We have a wonderful selection of Easter Plants to give as gifts or decorate your own home. People often wonder how to care for these plants after they get them and often they end up as casualties! Let’s try to avoid that with a little crash course on taking care of these stunning Easter plants.
Easter Lilies– When you bring your Easter Lily home, keep it away from drafts and drying heat sources such as heating ducts. Bright, indirect light is best with daytime temperatures of 65 to 75° F. Take the plant out of the decorative foil because that can trap water and rot the bulb. Water the plant only when the soil feels dry to the touch, but do not overwater.
Do not throw away your Easter lily after it is done blooming. You can save the bulb and plant it outdoors. Easter lilies can be replanted outside after the blooms are gone. Plant the Easter lily outdoors as soon as the ground can be worked. Select a sunny site with well-drained soil. Set the top of the bulb six inches below the soil surface. Cut off the old flowers, but leave the stem and leaves. Do not cut back the stem until it dies down in the fall, then cut it off at the soil surface. After the soil surface freezes in late fall, mulch the soil and do not remove the mulch until new growth begins in the spring.
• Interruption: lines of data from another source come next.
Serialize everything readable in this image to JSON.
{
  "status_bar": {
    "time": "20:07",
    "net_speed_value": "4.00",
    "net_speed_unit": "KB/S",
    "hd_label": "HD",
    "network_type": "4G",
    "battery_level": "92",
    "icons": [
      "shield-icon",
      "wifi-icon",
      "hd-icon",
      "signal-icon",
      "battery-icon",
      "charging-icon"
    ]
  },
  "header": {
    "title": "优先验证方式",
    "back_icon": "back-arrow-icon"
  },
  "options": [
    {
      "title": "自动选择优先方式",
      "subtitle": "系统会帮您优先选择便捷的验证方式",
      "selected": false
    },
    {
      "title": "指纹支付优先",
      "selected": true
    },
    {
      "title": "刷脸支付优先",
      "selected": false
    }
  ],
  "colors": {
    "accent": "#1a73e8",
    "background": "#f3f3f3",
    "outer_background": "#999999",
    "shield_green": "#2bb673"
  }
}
Hydrangea- Place your Easter hydrangea where it gets bright light but not direct sunlight which can make it fade faster. You also want to keep the plant away from a heat source like a radiator or heat vent. As with Easter Lilies, it is important to remove the decorative foil or wrap because it can hold water and the roots may get too wet. Either set the plastic pot into a decorative pot or put it in a saucer and make sure it does not sit in excess water. When the flowers have gone by you can snip them off and transplant the plant into a slightly larger pot and keep watered and fertilized. Place the pot out in a cooler area such as a screened-in porch or garage where it will not freeze. When the weather gets consistently warmer around the end of May, plant the hydrangea in a partially shaded area of the garden. Easter Hydrangeas are forced into bloom early and that puts a little strain on the plant. However, if you give it a little TLC, you will have a nice, lasting addition to your garden.
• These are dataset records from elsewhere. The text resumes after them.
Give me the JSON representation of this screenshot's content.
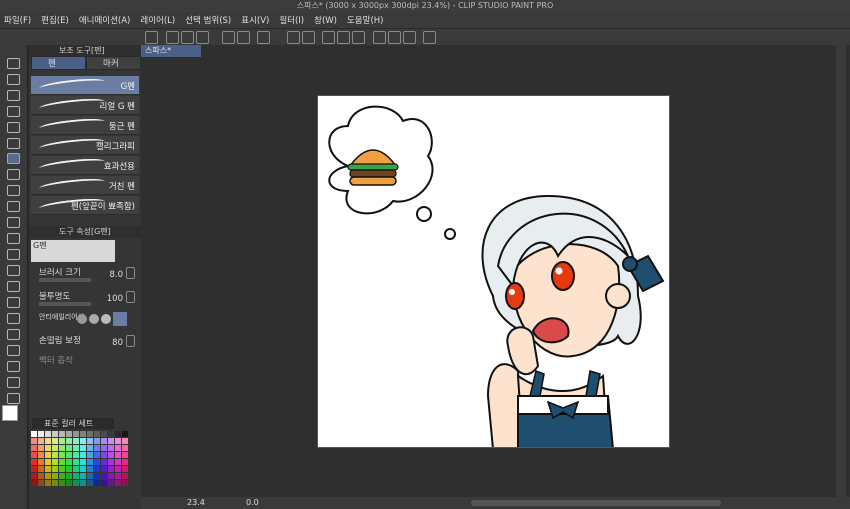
{
  "window": {
    "title": "스파스* (3000 x 3000px 300dpi 23.4%) - CLIP STUDIO PAINT PRO"
  },
  "menu": [
    "파일(F)",
    "편집(E)",
    "애니메이션(A)",
    "레이어(L)",
    "선택 범위(S)",
    "표시(V)",
    "필터(I)",
    "창(W)",
    "도움말(H)"
  ],
  "subtool_panel": {
    "title": "보조 도구[펜]",
    "tabs": [
      "펜",
      "마커"
    ],
    "brushes": [
      "G펜",
      "리얼 G 펜",
      "둥근 펜",
      "캘리그라피",
      "효과선용",
      "거친 펜",
      "펜(앞끝이 뾰족함)"
    ]
  },
  "tool_property": {
    "title": "도구 속성[G펜]",
    "preview_label": "G펜",
    "brush_size_label": "브러시 크기",
    "brush_size_value": "8.0",
    "opacity_label": "불투명도",
    "opacity_value": "100",
    "antialias_label": "안티에일리어싱",
    "stabilization_label": "손떨림 보정",
    "stabilization_value": "80",
    "vector_snap_label": "벡터 흡착"
  },
  "color_set": {
    "label": "표준 컬러 세트"
  },
  "document": {
    "tab_label": "스파스*"
  },
  "status": {
    "zoom": "23.4",
    "rotation": "0.0"
  },
  "colors": {
    "accent": "#4c5f87",
    "burger_bun": "#f0a040",
    "burger_lettuce": "#3aa34a",
    "burger_patty": "#6b4426",
    "eye": "#e83a10",
    "ribbon": "#1f4e6e",
    "hair": "#e8eef0"
  }
}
Rieger Begonias- These stunning begonias require a window that gets sun either in the morning or afternoon but not both. They prefer daytime temperatures of 60-70 degrees and nighttime of 50-60 degrees. Make sure they do not receive any light at night or the flowering may be disrupted. Water when the soil becomes dry and avoid splashing water on the leaves. Fertilize once per month with a high-phosphorous liquid plant food while the plant is blooming.Gerber Daisies– Gerbers like bright sunlight in the morning but need to be protected from bright light during the afternoon. Water the plant deeply when the top of the soil is dry, but don’t let it sit in water. Remove any water that drains through. Pinch the blooms off as soon as they go by. If you plan on planting outside, wait until the threat of frost has past and slowly transition them outside- first to a porch or covered area and then to the garden. Avoid strong sunlight. They prefer to be planted in bright sunlight but out of the hot afternoon sun. Morning sun would be great.
Bulbs: Daffodils, Crocus, Iris and Hyacinths– Forced bulbs make a beautiful Easter arrangement but what do you do after the flowers have gone by? Once the flowers have gone by, cut off the flowers stalks but leave the foliage. Provide full sun, cool temperatures ( 65 degrees) and water and fertilizer.
When the foliage has yellowed, it is now time to give the bulbs a rest. Once the soil has dried out, cut back the foliage and transfer the pot to a cool dry and dark location for the remainder of the Spring and Summer. In the Fall, plant them as you would any bulb. Reminder!!! Tag the pots so you know what color and variety it is.
Calla Lilies– Unlike Daffodils, Crocus, Iris and Hyacinths, Calla lilies are not hardy outside in our area. The care however is somewhat the same. While they are in bloom, keep them moist and in indirect light. As the blooms fall, reduce watering until all the flowers are gone; then let the leaves wither and die as the plant dries out. Give it a brief resting period in a cool and dark location and then re-pot in late winter into fresh soil and begin watering again to encourage new sprouts.